¿Por qué leer hoy a… Quiroga?
Convivo desde hace más de cuarenta años con estas imágenes: la de una tortuga arrastrando a un hombre moribundo hasta llevarlo a su salvación, la de los flamencos usando víboras como medias. Después vinieron a habitarme otras: la de un padre cruzando desperado la selva para buscar a su hijo, la de un parásito descubierto al cortar la funda de un almohadón de plumas. Es que uno lee a Quiroga y sus historias se quedan grabadas. Cuando eres docente de literatura y te vuelves a encontrar, muchos años después, con quienes fueron tus alumnas y alumnos, es inevitable que los textos que más recuerden sean los del salteño. Estoy seguro de que a muchos de ustedes les pasa lo mismo. Ahora estarán reviviendo estos y otros cuentos (probablemente uno sea “La gallina degollada”). ¿Por qué sucede esto? Una de las razones puede estar en el tema de la muerte y la vida trágica del autor. Este tema se le volvió inevitable, había que purgar en la escritura tanto dolor, tanta tragedia vivida. Es que además, la muerte en su obra no es una muerte tranquila, natural, es siempre impactante, violenta, sorpresiva, fantástica. Esas muertes que no deberían suceder, pero suceden.

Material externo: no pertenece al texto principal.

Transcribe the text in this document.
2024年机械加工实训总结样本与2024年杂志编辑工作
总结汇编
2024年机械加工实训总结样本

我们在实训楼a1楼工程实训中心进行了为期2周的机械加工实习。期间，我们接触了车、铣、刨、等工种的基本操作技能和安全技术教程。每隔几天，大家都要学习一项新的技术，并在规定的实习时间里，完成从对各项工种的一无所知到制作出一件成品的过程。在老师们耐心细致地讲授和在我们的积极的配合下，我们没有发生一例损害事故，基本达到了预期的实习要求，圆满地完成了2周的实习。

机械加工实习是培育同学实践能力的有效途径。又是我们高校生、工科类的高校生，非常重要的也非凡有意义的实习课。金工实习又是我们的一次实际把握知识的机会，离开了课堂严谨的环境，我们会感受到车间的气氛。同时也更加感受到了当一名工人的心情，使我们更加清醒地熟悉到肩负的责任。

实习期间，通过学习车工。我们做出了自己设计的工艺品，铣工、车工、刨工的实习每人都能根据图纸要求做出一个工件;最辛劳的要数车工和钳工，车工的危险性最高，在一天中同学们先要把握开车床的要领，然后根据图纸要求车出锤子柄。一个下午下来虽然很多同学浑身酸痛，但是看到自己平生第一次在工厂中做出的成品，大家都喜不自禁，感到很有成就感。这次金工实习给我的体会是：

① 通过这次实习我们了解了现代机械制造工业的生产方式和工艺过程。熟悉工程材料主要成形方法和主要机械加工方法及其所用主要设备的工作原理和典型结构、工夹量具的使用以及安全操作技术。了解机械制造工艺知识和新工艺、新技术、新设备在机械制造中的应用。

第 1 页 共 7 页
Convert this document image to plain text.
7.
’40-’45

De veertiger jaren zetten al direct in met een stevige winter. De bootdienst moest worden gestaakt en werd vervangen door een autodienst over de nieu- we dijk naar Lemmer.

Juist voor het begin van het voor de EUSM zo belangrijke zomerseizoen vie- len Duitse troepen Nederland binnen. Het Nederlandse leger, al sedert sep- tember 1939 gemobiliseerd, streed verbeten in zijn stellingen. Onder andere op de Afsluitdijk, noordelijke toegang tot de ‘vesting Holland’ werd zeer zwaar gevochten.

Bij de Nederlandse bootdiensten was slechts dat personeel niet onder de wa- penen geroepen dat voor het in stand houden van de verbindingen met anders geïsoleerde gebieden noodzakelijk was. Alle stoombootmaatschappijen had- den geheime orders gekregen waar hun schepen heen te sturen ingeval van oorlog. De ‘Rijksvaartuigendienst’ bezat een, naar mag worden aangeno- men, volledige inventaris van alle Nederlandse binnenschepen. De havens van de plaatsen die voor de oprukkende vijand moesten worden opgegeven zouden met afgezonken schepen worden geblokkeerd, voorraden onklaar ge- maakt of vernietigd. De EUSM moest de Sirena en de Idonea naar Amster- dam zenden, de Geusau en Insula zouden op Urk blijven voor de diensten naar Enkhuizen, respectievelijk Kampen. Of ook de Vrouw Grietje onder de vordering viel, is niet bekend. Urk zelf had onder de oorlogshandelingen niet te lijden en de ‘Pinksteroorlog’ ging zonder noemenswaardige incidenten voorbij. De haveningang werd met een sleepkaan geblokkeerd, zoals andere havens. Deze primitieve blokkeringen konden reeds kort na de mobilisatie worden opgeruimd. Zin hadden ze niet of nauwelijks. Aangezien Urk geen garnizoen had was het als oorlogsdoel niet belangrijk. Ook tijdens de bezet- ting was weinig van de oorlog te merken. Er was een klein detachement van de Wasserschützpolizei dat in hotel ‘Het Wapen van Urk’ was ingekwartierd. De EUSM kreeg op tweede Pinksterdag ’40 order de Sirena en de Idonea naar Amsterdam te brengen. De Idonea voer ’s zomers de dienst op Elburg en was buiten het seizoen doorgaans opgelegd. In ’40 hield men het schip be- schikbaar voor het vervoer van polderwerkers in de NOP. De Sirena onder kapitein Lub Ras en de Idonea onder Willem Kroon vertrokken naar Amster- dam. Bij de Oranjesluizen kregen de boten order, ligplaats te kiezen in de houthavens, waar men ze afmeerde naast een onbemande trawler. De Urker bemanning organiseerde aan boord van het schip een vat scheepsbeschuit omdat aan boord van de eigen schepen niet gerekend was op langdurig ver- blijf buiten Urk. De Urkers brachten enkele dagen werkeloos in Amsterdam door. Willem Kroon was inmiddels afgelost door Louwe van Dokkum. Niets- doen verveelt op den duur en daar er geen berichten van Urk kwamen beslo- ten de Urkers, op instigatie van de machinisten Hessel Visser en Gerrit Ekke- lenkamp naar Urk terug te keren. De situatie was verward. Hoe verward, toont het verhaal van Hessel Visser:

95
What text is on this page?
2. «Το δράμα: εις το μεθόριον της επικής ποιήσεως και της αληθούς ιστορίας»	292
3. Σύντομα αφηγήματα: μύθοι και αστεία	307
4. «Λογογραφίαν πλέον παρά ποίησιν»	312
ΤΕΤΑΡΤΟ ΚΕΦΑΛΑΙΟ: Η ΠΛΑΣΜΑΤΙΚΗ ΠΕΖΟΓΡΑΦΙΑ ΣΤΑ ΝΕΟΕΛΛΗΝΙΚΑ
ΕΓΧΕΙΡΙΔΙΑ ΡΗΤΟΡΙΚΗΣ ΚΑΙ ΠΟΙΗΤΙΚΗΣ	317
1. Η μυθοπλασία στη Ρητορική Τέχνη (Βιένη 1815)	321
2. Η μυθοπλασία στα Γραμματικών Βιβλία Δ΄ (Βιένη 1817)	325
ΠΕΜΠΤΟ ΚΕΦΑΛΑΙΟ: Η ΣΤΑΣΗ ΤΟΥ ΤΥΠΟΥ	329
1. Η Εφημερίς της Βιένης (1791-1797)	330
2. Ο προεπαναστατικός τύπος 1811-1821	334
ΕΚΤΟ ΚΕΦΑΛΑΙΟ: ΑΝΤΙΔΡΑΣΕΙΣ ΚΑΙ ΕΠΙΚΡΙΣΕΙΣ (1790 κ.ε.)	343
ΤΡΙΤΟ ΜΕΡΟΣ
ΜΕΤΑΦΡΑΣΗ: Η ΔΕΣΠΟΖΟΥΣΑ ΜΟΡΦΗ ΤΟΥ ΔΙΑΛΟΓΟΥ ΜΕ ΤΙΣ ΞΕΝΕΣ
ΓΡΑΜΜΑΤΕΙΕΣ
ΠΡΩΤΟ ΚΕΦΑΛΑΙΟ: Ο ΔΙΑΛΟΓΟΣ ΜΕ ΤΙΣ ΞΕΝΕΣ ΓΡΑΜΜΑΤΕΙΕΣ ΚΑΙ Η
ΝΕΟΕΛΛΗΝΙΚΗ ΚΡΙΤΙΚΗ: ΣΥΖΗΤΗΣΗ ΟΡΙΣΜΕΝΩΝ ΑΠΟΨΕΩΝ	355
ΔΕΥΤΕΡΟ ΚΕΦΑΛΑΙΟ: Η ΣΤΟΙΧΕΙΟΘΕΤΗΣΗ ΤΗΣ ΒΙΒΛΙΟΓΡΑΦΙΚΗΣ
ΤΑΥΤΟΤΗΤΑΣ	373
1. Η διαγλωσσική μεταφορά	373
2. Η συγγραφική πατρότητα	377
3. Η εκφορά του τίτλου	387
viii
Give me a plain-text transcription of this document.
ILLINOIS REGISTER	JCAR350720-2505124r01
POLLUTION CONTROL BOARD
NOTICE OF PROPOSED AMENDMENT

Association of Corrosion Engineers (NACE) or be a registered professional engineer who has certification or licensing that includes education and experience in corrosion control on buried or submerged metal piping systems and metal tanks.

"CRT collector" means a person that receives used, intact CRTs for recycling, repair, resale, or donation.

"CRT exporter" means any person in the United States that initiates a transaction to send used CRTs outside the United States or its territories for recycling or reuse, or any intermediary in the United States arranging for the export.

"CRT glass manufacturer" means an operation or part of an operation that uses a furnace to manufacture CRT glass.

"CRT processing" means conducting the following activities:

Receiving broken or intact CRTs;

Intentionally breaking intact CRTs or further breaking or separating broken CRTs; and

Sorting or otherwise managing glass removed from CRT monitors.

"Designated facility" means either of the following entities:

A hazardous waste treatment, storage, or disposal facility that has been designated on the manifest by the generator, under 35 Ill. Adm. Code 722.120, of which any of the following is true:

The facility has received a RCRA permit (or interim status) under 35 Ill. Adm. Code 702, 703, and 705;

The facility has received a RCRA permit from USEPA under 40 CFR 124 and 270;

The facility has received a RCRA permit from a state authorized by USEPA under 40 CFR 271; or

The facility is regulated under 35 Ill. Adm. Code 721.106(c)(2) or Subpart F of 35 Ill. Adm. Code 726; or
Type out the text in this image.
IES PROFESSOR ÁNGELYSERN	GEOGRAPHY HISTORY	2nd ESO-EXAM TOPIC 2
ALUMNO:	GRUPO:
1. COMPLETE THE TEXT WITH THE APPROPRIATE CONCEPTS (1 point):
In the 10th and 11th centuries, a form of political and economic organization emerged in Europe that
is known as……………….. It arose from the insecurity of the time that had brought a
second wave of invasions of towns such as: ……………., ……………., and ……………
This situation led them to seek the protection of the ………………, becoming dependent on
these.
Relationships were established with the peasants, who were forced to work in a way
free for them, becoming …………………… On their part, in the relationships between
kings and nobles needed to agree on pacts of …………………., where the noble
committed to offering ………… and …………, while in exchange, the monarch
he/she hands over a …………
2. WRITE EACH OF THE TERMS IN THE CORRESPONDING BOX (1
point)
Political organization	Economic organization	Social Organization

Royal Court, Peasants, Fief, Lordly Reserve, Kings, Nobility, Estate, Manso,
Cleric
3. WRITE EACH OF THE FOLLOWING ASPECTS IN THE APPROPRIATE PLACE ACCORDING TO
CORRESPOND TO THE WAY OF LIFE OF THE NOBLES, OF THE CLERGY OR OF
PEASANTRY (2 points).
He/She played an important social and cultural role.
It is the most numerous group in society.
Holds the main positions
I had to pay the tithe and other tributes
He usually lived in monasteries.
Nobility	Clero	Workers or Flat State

Ahora bien, cuando uno se vuelve lector de Quiroga empieza a presentir la muerte. Cada historia pasa a ser una “crónica de una muerte anunciada”. Sin embargo, la narración sigue impactando y se disfruta de esto. Quizás lo del disfrute pueda parecer una atribución poco feliz, porque uno además sufre con lo que lee. Estoy hablando acá del goce estético de lo que está bien contado. Es que Quiroga hace fácil nuestra “suspensión de la incredulidad”, el hacernos olvidar que lo que estamos leyendo es ficción, incluso en sus cuentos donde hay vampiros o personajes que salen de la pantalla de un cine. Todo en el cuento (el género en el que es un maestro) está en función de cumplir con algunos puntos centrales de su decálogo: hacer que las tres líneas iniciales sean tan importantes como las últimas, conducirnos hasta el desenlace con maestría. Quiroga es un escritor a lo Hansel y Gretel, va colocando piedritas a lo largo del cuento, casi imperceptibles, pero que son el camino para llegar al final de la historia. Sin saberlo uno ha pisado esas piedras y recién en el desenlace se ha dado cuenta de ello. El otro punto clave es la verosimilitud. La coda final de “El almohadón de plumas” es el gran ejemplo: “Estos parásitos de las aves… y no es raro encontrarlos en los almohadones de pluma”. Ni bien uno termina de leer corre a deshacerse de su almohadón. Así, el cuento ha invadido nuestro mundo real. Solo un maestro de la escritura puede hacer eso.
Rafael Fernández Pimienta, escritor y docente.